Framework Guide¶

The framework guide explains how Krisis is organized as a clinical evaluation framework: what data it accepts, how suites turn data into tasks, how models are called, what metrics mean, and how results should be reported.

Current scope

Krisis v0.2 has one implemented clinical domain: Chronic Kidney Disease (CKD). Diabetes and hypertension are listed as planned domains, but they are not implemented yet.

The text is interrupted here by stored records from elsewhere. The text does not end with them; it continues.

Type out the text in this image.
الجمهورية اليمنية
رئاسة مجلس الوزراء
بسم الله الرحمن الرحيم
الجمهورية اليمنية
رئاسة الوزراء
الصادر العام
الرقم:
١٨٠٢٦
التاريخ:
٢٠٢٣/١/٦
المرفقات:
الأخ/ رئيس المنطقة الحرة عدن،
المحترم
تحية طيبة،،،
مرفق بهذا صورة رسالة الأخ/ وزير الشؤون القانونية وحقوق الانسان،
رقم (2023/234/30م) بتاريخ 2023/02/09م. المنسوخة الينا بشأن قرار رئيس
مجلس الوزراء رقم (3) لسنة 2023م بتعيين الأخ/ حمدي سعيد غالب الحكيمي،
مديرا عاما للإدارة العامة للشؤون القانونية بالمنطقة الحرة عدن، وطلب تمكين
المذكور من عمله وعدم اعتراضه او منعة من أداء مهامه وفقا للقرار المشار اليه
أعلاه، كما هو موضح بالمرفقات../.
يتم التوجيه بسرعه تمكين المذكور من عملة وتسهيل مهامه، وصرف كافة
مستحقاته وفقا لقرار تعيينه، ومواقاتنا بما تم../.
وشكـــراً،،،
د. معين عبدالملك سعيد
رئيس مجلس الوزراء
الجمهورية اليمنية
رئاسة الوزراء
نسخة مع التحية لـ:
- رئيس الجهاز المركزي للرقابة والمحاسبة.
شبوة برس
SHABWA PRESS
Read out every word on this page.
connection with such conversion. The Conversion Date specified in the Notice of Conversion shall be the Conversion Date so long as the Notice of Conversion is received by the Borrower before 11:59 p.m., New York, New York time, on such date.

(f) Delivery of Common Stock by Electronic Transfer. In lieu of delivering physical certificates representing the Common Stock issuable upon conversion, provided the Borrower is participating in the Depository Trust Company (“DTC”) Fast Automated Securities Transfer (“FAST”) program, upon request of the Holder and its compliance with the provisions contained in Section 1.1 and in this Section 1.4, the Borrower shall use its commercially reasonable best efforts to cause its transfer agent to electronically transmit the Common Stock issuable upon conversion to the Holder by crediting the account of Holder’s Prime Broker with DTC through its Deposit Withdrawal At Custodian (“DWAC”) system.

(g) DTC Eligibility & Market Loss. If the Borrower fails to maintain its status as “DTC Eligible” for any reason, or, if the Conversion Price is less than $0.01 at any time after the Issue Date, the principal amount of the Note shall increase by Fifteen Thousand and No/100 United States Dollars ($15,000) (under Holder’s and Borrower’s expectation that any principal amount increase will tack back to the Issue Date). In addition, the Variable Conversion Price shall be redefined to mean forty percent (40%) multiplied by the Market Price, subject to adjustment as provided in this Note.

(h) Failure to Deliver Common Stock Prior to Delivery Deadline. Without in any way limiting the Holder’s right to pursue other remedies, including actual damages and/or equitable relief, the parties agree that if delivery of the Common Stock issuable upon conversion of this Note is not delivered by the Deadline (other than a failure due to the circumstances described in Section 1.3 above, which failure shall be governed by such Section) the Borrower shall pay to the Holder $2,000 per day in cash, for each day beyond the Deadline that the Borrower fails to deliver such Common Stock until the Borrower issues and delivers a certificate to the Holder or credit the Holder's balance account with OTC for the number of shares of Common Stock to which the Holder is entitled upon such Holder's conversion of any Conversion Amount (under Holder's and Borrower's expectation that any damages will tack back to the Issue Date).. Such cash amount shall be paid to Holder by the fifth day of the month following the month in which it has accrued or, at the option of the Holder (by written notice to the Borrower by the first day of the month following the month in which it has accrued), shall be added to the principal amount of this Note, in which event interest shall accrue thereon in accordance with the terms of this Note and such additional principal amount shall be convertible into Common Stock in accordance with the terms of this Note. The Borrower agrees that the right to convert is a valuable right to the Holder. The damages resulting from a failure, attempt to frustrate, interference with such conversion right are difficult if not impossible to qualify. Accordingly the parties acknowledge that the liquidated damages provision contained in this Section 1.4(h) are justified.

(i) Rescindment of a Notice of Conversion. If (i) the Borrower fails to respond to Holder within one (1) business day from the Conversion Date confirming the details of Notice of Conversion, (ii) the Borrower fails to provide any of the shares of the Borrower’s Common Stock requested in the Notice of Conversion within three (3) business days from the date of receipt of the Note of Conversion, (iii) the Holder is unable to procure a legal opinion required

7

Code examples are CKD-first

Most example snippets use CKDSuite because it is the only suite available in v0.2. Treat those snippets as examples of the Krisis framework pattern, not as proof that every clinical domain is already implemented.

What To Read First¶

Page	Use it when you want to understand
Datasets	supported source data, dataset policy, and why Krisis does not bundle clinical CSV files
Suites	how raw rows become benchmark-ready `PatientRecord` objects
Metrics	how correctness, abstention, deferral, and calibration are scored
Model Backends	how OpenRouter routes OpenAI, Anthropic, Grok, Gemini, and other models through one interface
Outputs	text reports, full JSON, metrics-only JSON, and plotting fields
Research Status	what Krisis v0.2 does and does not claim

Framework Shape¶

flowchart TD
    A["Dataset"] --> B["Suite"]
    B --> C["PatientRecord objects"]
    C --> D["Benchmark"]
    D --> E["Model backend"]
    E --> F["Evaluation results"]
    F --> G["Metrics and reports"]

Krisis separates these pieces deliberately:

datasets define the source and scope of clinical data
suites define task labels, preprocessing, and benchmark metadata
backends define how LLM providers are called
metrics define how answers, abstentions, confidence, and deferrals are scored
reports define how results are inspected, exported, and compared

That separation is what lets the same CKD task run against multiple frontier LLM providers while producing a standard result object.

Recommended Path¶

For a first full run:

Read the CKD dataset card.
Read the CKD suite guide.
Choose a backend from Model Backends.
Run a benchmark with conservative batching.
Use Outputs to export metrics-only JSON for comparison plots.
Interpret results using the caveats in Research Status.